CPP returns to growth in pivotal year

CPP Group, which has faced several years of reputational and financial damage, has reported its first year of growth since 2011 in what its chief executive described as one of the most important years in the company’s history.

The group, which specialises in ID and credit card theft protection and a range of life assistance products, “significantly” increased revenues in 2017 driven by rapid international growth and returned to statutory profitability. Group revenue from continuing operations has increased by 24% to £91.4m, representing the first year of growth since 2011.

International revenues grew by 54% to £69.1m, which includes revenue from India which has increased by 164% to £40m from £15.2m in 2016.

CPP reported a return to statutory operating profit of £3.5m from a £1.8m loss in 2016.

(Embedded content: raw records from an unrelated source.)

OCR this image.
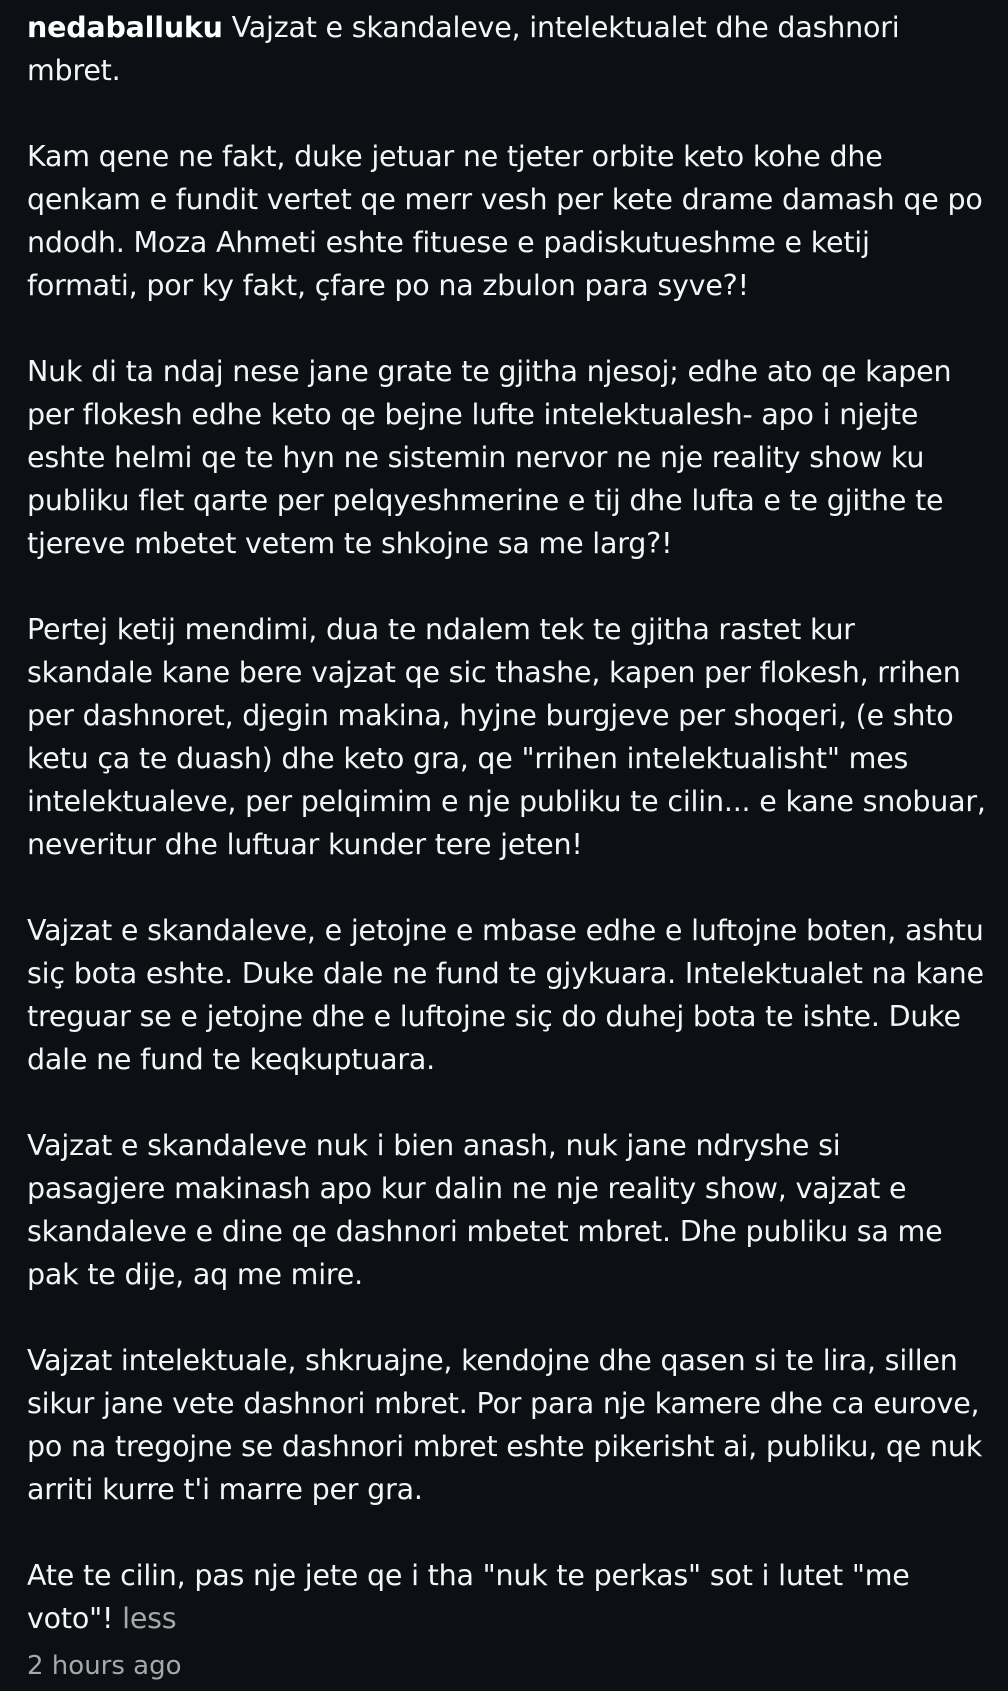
nedaballuku Vajzat e skandaleve, intelektualet dhe dashnori mbret.

Kam qene ne fakt, duke jetuar ne tjeter orbite keto kohe dhe qenkam e fundit vertet qe merr vesh per kete drame damash qe po ndodh. Moza Ahmeti eshte fituese e padiskutueshme e ketij formati, por ky fakt, çfare po na zbulon para syve?!

Nuk di ta ndaj nese jane grate te gjitha njesoj; edhe ato qe kapen per flokesh edhe keto qe bejne lufte intelektualesh- apo i njejte eshte helmi qe te hyn ne sistemin nervor ne nje reality show ku publiku flet qarte per pelqyeshmerine e tij dhe lufta e te gjithe te tjereve mbetet vetem te shkojne sa me larg?!

Pertej ketij mendimi, dua te ndalem tek te gjitha rastet kur skandale kane bere vajzat qe sic thashe, kapen per flokesh, rrihen per dashnoret, djegin makina, hyjne burgjeve per shoqeri, (e shto ketu ça te duash) dhe keto gra, qe "rrihen intelektualisht" mes intelektualeve, per pelqimim e nje publiku te cilin... e kane snobuar, neveritur dhe luftuar kunder tere jeten!

Vajzat e skandaleve, e jetojne e mbase edhe e luftojne boten, ashtu siç bota eshte. Duke dale ne fund te gjykuara. Intelektualet na kane treguar se e jetojne dhe e luftojne siç do duhej bota te ishte. Duke dale ne fund te keqkuptuara.

Vajzat e skandaleve nuk i bien anash, nuk jane ndryshe si pasagjere makinash apo kur dalin ne nje reality show, vajzat e skandaleve e dine qe dashnori mbetet mbret. Dhe publiku sa me pak te dije, aq me mire.

Vajzat intelektuale, shkruajne, kendojne dhe qasen si te lira, sillen sikur jane vete dashnori mbret. Por para nje kamere dhe ca eurove, po na tregojne se dashnori mbret eshte pikerisht ai, publiku, qe nuk arriti kurre t'i marre per gra.

Ate te cilin, pas nje jete qe i tha "nuk te perkas" sot i lutet "me voto"! less

2 hours ago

It said underlying operating profit reduced to £3.9m from £8.4m with the growth in its international business not yet covering the reduction in the higher margin restricted UK renewal book.

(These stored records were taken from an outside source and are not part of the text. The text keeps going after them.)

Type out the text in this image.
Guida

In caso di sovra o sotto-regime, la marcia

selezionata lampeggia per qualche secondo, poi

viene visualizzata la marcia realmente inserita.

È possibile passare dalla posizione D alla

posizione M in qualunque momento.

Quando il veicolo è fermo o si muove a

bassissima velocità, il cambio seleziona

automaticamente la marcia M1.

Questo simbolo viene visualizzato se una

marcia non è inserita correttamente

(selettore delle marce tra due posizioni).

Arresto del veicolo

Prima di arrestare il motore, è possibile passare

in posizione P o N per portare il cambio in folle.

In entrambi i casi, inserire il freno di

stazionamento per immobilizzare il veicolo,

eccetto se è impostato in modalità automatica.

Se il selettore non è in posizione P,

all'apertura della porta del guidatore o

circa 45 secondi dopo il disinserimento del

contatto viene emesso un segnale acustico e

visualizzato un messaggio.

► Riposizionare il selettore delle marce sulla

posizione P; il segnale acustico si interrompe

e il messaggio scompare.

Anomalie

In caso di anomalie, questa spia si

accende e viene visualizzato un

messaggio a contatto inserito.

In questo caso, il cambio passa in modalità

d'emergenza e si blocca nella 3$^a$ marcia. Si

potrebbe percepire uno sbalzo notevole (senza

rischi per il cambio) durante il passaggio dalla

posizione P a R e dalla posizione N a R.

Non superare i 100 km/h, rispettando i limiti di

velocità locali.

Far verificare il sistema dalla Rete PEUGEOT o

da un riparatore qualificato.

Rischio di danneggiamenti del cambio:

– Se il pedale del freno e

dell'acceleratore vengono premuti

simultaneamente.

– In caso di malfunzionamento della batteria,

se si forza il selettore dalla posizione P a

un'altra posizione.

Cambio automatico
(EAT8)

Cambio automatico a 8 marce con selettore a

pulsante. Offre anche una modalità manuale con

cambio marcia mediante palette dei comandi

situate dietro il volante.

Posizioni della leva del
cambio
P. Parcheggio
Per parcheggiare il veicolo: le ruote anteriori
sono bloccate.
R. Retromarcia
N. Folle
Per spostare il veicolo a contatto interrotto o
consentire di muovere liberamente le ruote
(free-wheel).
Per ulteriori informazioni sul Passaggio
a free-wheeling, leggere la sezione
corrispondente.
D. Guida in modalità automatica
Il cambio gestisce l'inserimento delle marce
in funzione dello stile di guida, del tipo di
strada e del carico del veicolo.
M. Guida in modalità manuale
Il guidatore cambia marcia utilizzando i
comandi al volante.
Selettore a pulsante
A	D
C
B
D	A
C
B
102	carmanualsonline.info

Chief executive Jason Walsh said: “This was one of the most important years in CPP’s history, one in which we not only significantly improved the financial performance of the group but also, and more importantly, refocused it for future growth and prosperity.

“Today CPP is a fundamentally stronger and more energised business than before. Our international business is continuing to grow rapidly and together with once again having an approved company as an intermediary in the UK market we will continue to develop suites of innovative technology-based protection services that will benefit all our markets. Our corporate office is much smaller and our core team are sufficiently nimble to take advantage of growth opportunities.

“Our strong balance sheet and cash resources give us ample opportunity to invest in new products and services or make strategic acquisitions, while our growing array of partners will enable us to bring our services to market. We are looking forward to another year of growth in 2018.”

The group was fined £10.5m by the Financial Conduct Authority in 2012 and paid out £65.8m in compensation to customers for mis-selling.

It hit the headlines again in 2016 after a boardroom coup led by major shareholder Hamish Ogston and investors Schroder saw turnaround chief executive Steve Callaghan replaced with Walsh, a former employee of the business.